The company is also negotiating the refinance of its balance sheet. It said it had experienced “negative cash flow” during the first six months of its 2021 financial year. Shares in Wescoal gained 8% on the Johannesburg Stock Exchange, but at a market capitalisation of R273m, the company is worth half its value since January.
“Reduced sales driven by lower demand from key customers, a lower selling price and above inflation cost increases, coupled with the negative impact of the Covid-19 pandemic have required a reassessment of the business model and cost saving initiatives,” said Wescoal in a trading statement today.
“In an effort to improve the financial performance, efficiency and sustainability of the business, management and the board have decided to implement group-wide retrenchments and commenced a section 189 process,” it said.

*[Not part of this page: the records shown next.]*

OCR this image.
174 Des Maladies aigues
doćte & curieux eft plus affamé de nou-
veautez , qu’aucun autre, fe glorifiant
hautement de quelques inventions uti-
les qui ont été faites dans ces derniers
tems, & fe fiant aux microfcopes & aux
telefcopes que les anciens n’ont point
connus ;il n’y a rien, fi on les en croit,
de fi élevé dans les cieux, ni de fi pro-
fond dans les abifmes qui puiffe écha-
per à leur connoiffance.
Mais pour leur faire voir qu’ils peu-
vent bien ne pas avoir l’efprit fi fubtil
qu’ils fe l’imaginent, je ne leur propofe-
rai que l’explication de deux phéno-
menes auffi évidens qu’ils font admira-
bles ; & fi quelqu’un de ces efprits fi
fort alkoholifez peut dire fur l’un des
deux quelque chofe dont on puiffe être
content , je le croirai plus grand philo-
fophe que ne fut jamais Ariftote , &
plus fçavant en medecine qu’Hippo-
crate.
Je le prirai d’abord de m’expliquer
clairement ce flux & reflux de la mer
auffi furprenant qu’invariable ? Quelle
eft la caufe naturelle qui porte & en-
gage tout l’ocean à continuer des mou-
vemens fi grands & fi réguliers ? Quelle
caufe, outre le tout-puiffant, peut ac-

The section reference is to South Africa’s Labour Relations Act which allows for a period of consultation.
“The process is expected to be completed by mid-December 2020 with staff reductions across all operations,” said Wescoal.
Headline share earnings will recover year-on-year to between 3.0 and 3.5 South African cents a share compared to an 11.9 c/share loss in the first half of the 2020 financial year. Despite this, however, Wescoal appears to have balance sheet pressure.
It is building its R250m to R290m Moabsvelden project, a satellite coal resource of the firm’s flagship Vanggatfontein mine near Ogies in Mpumalanga province. Wescoal described the project as a “large” capital endeavour for the company.
At the same time, off-take from Eskom had not yet fully revived following the Covid-19 lockdown which forced the South African power utility to reduce purchases to all but the most essential. Some exports were also allowed during the March/April hard lockdown.
Total run of mine and saleable product stockpiles increased more than 20% since the beginning of the 2021 financial year. Offtake levels were expected to normalise in the third quarter but there remained “… significant downside risk to sales volumes”, it said. It was hoping to supply the domestic market in order to diversify revenue.
Wescoal continued to operate within its debt covenants but restructuring of the balance sheet was required, principally of its debt repayment schedule.
“Wescoal is engaging its lenders in respect of a potential debt restructure in order to manage the short to medium term debt repayment commitments in light of the negative cash flow impacts on the business related to reduced coal offtake levels,” it said.
“The timing of the conclusion of these discussions and the total amount of repayments to be rescheduled during FY 2021 cannot be confirmed at this stage.”